The Toyota Celica belongs to a class of sport compact cars that has seen quite a bit of changes in its 36 year history. Although the Celica was discontinued in 2006, it still has a large fan base that is frequently seen driving in the seventh generation body style with after-market body kits. The Toyota Celica features two optional four-cylinder engines with varying degrees of horsepower.
The Celica is a Japanese import that was assembled in Tahara, Aichi, Japan, from December 1970 to April 2006; it has since been replaced by the Scion tC. It is considered a 2 + 2 sports car, which means that it is specifically designed for the driver and front-seat passenger; although it offers two seats in the back, it lacks the legroom of a compact sedan.

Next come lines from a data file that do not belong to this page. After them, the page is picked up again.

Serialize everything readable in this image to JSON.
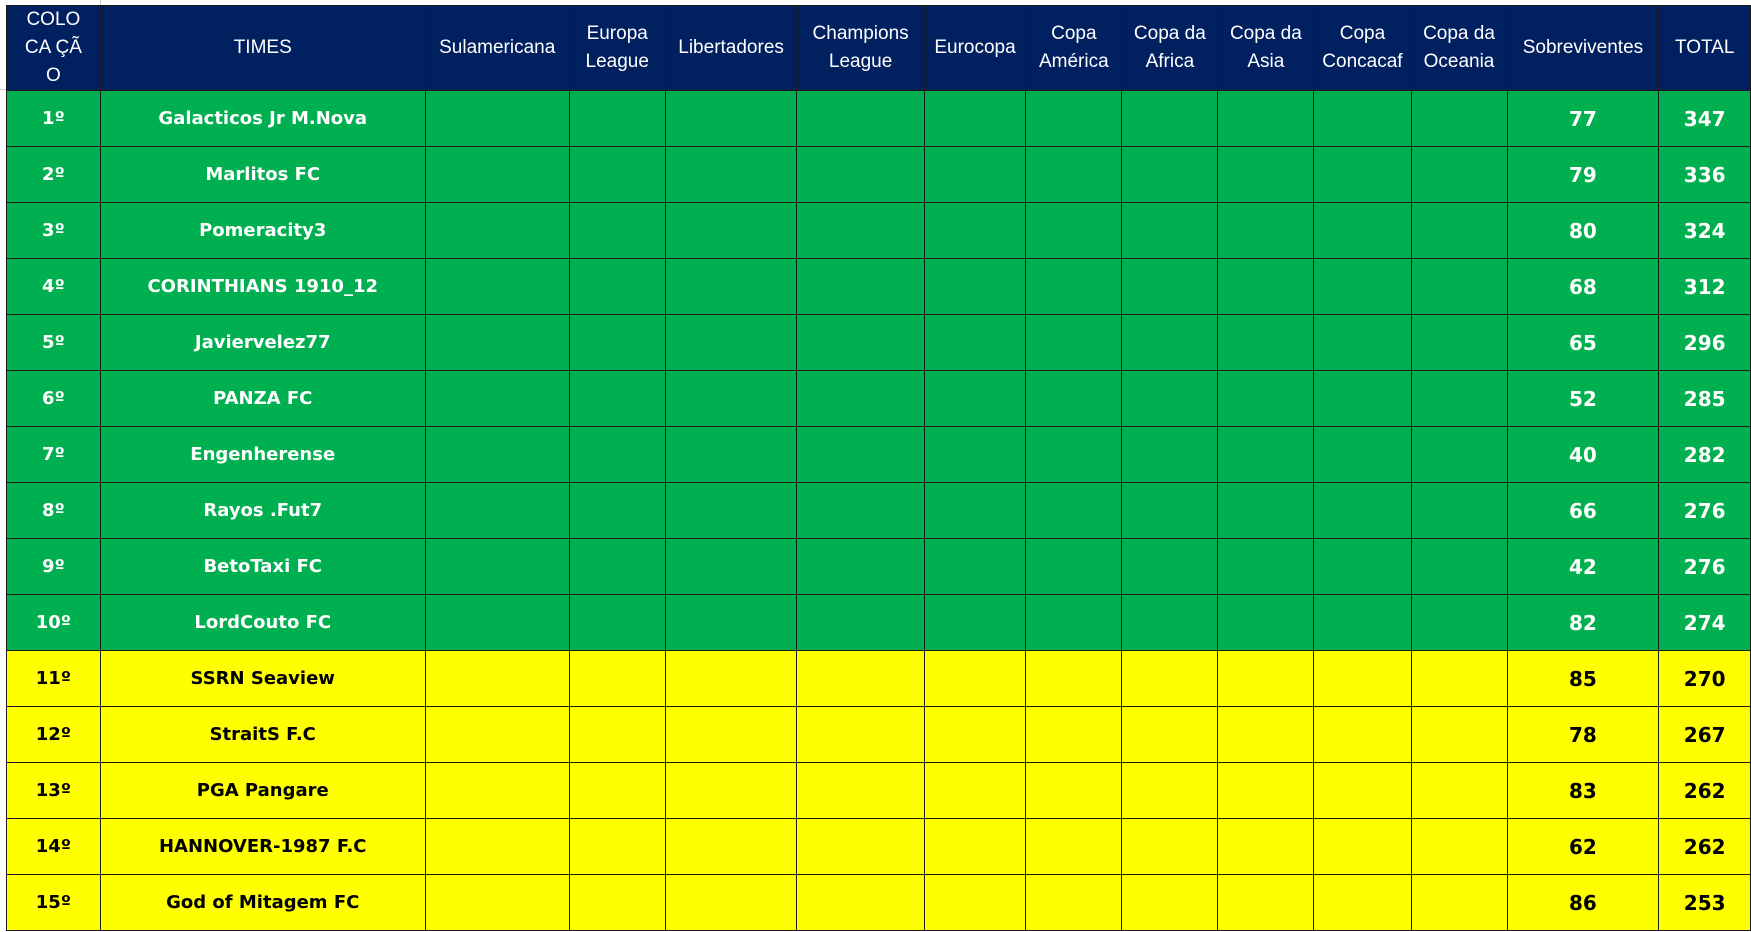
{
  "sheet": {
    "colors": {
      "header_bg": "#002060",
      "header_text": "#ffffff",
      "green_zone": "#00b050",
      "yellow_zone": "#ffff00",
      "grid": "#1a1a1a"
    },
    "headers": {
      "position": "COLOCA ÇÃO",
      "team": "TIMES",
      "sulamericana": "Sulamericana",
      "europa_league": "Europa League",
      "libertadores": "Libertadores",
      "champions_league": "Champions League",
      "eurocopa": "Eurocopa",
      "copa_america": "Copa América",
      "copa_africa": "Copa da Africa",
      "copa_asia": "Copa da Asia",
      "copa_concacaf": "Copa Concacaf",
      "copa_oceania": "Copa da Oceania",
      "sobreviventes": "Sobreviventes",
      "total": "TOTAL"
    },
    "rows": [
      {
        "zone": "green",
        "position": "1º",
        "team": "Galacticos Jr M.Nova",
        "sobreviventes": "77",
        "total": "347"
      },
      {
        "zone": "green",
        "position": "2º",
        "team": "Marlitos FC",
        "sobreviventes": "79",
        "total": "336"
      },
      {
        "zone": "green",
        "position": "3º",
        "team": "Pomeracity3",
        "sobreviventes": "80",
        "total": "324"
      },
      {
        "zone": "green",
        "position": "4º",
        "team": "CORINTHIANS 1910_12",
        "sobreviventes": "68",
        "total": "312"
      },
      {
        "zone": "green",
        "position": "5º",
        "team": "Javiervelez77",
        "sobreviventes": "65",
        "total": "296"
      },
      {
        "zone": "green",
        "position": "6º",
        "team": "PANZA FC",
        "sobreviventes": "52",
        "total": "285"
      },
      {
        "zone": "green",
        "position": "7º",
        "team": "Engenherense",
        "sobreviventes": "40",
        "total": "282"
      },
      {
        "zone": "green",
        "position": "8º",
        "team": "Rayos .Fut7",
        "sobreviventes": "66",
        "total": "276"
      },
      {
        "zone": "green",
        "position": "9º",
        "team": "BetoTaxi FC",
        "sobreviventes": "42",
        "total": "276"
      },
      {
        "zone": "green",
        "position": "10º",
        "team": "LordCouto FC",
        "sobreviventes": "82",
        "total": "274"
      },
      {
        "zone": "yellow",
        "position": "11º",
        "team": "SSRN Seaview",
        "sobreviventes": "85",
        "total": "270"
      },
      {
        "zone": "yellow",
        "position": "12º",
        "team": "StraitS F.C",
        "sobreviventes": "78",
        "total": "267"
      },
      {
        "zone": "yellow",
        "position": "13º",
        "team": "PGA Pangare",
        "sobreviventes": "83",
        "total": "262"
      },
      {
        "zone": "yellow",
        "position": "14º",
        "team": "HANNOVER-1987 F.C",
        "sobreviventes": "62",
        "total": "262"
      },
      {
        "zone": "yellow",
        "position": "15º",
        "team": "God of Mitagem FC",
        "sobreviventes": "86",
        "total": "253"
      }
    ]
  }
}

The largest engine available in the recent Celica model is the 1.8 liter I4, which is capable of producing 190 horsepower. CNNMoney.com ranked the Celica in their list of cars with the best mileage.
The Toyota Celica has seen its fair share of changes since it was first introduced in 1970, most notably its body design. The earliest Celica shared a similar front-engine layout as the Toyota Corolla at that time, as well as the characteristic box-like shape. In 1981, fuel injection became the standard on the North American version, along with its stylish redesign. To further its development as a compact sports car, Toyota drastically altered its appearance in 1989 with a more rounded front end with the same pop-up lights from the earlier fourth generation. Its sportiest redesign began with the seventh and last generation in 1999.
The last generation Toyota Celica featured two optional 1.8 liter I4 engines with optional 4-speed automatic or 5- and 6-speed manual transmissions. It was also given new options for the interior that included side-impact airbags, 6-disc CD changer, leather seating and floor mats. Exterior options such as fog lights, ABS, rear spoilers and low-beam headlights were also offered.
Because of the Toyota's dedication to its Celica brand, it has obtained many awards in its lifetime. It has won the Motor Trend Import of the Year Award in 1976 and 1978, as well as being one of Consumer's Digest Ten Best Cars in 1984. In 2001, U.S. Consumer Reports rated the Celica GT-S as Best Sports Coupe", followed by the 2002 U.S. Consumer Reports as the "Most Reliable Sporty Car".